Last week at Big Ten media days, Harbaugh, a former Michigan quarterback, referred to McCarthy as a “a once-in-a-generational” quarterback at Michigan. He described him as at the top of his game in every way and being a selfless teammate. Harbaugh said McCarthy is similar to Super Bowl-winning quarterback Patrick Mahomes and Josh Allen in the way they interact with their teammates and also in playmaking ability.
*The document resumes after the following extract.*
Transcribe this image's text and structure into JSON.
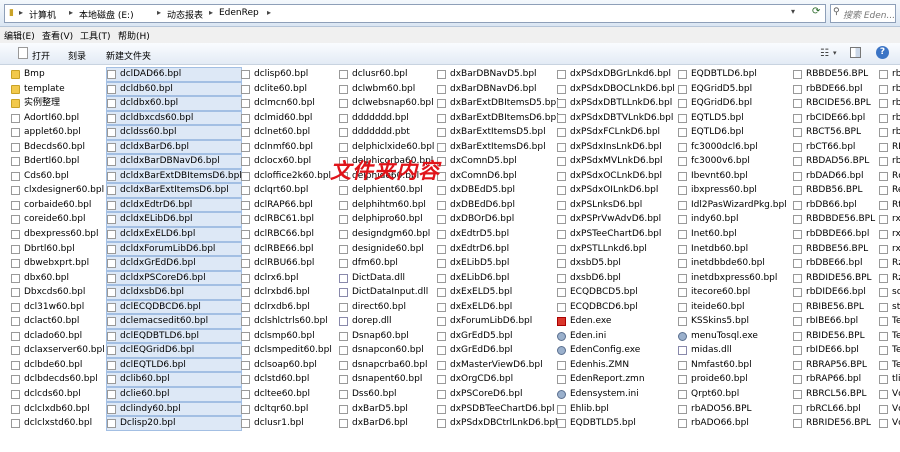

“It’s a tremendous honor to receive that praise from Coach Harbaugh, because I value his opinion so much,” McCarthy said. “For me, personally, I take it as, ‘OK, that’s great he thinks of me that way, but I eventually want to be better than those guys.’ I want to be the best version of myself, whatever that is.
"I just focus on what abilities I have, what weaknesses I have and how I can improve those weaknesses. I don’t really get too much into comparisons because we’re all unique, we’re our own individuals. I'd like to think of myself as a player of that caliber one day, but right now I’m trying to focus on me.”
Corum, who is coming off knee surgery last December to repair damage suffered in the final home game, said he sees McCarthy incredibly focused and resistant to letting any talk of his talents flatter or fluster him.
“J.J. is calm, cool and collected,” Corum said Monday. “I don’t think he lets stuff get to him. As any great player does, they don’t let things fill up their head. J.J. is J.J. and J.J. will always be J.J. He’s not gonna be a Patrick Mahomes, a Jalen Hurts, Josh Allen. He’s not gonna be those guys. J.J.’s gonna be J.J. McCarthy, and I think he knows that. He doesn’t want to be anyone else.
“I’m very excited to see where he goes this year. With a year under his belt, it’s gonna get scary.”
Harbaugh said earlier this summer the offense, now coordinated solely by Sherrone Moore, will be more 50-50 in terms of run-pass. Last year, it was about 60-40 run pass.
“In anything in life, when you have that perfect balance, you’re gonna be successful,” McCarthy said. “Adding that to our offense is gonna be tremendous for us.”
McCarthy has been working with quarterbacks coach Kirk Campbell since Matt Weiss was fired in February as an investigation continues into alleged computer crimes in the football building. It has been an easy transition for McCarthy and he said he is flourishing under Campbell’s guidance.
“I love him,” McCarthy said. “That’s my guy. For me, there’s so many amazing football coaches out there, but when you add an amazing coach and an amazing human being, that’s the total package and that’s who he is.”
Michigan is expected to be without Harbaugh the first four games while he serves game-day suspensions as part of a negotiated resolution with the NCAA, which alleged Harbaugh lied to and misled investigators looking into Level II recruiting violations during a COVID dead period in 2021.
It’s unclear who will coach when Harbaugh is out, but McCarthy joked he’d love to call plays in those games. Joking aside, he said they have given him a bit more freedom on the field.
“They’ve opened up options like that where it’s we have individual routes, or I can give them a route or I can check to certain looks if I see it,” he said.
“We have certain plays I’ll have to make certain checks based on the defense, but then we have other plays where it’s designed if they show a certain look I can audible it myself. That’s been super heartwarming to me knowing they have that trust in me.”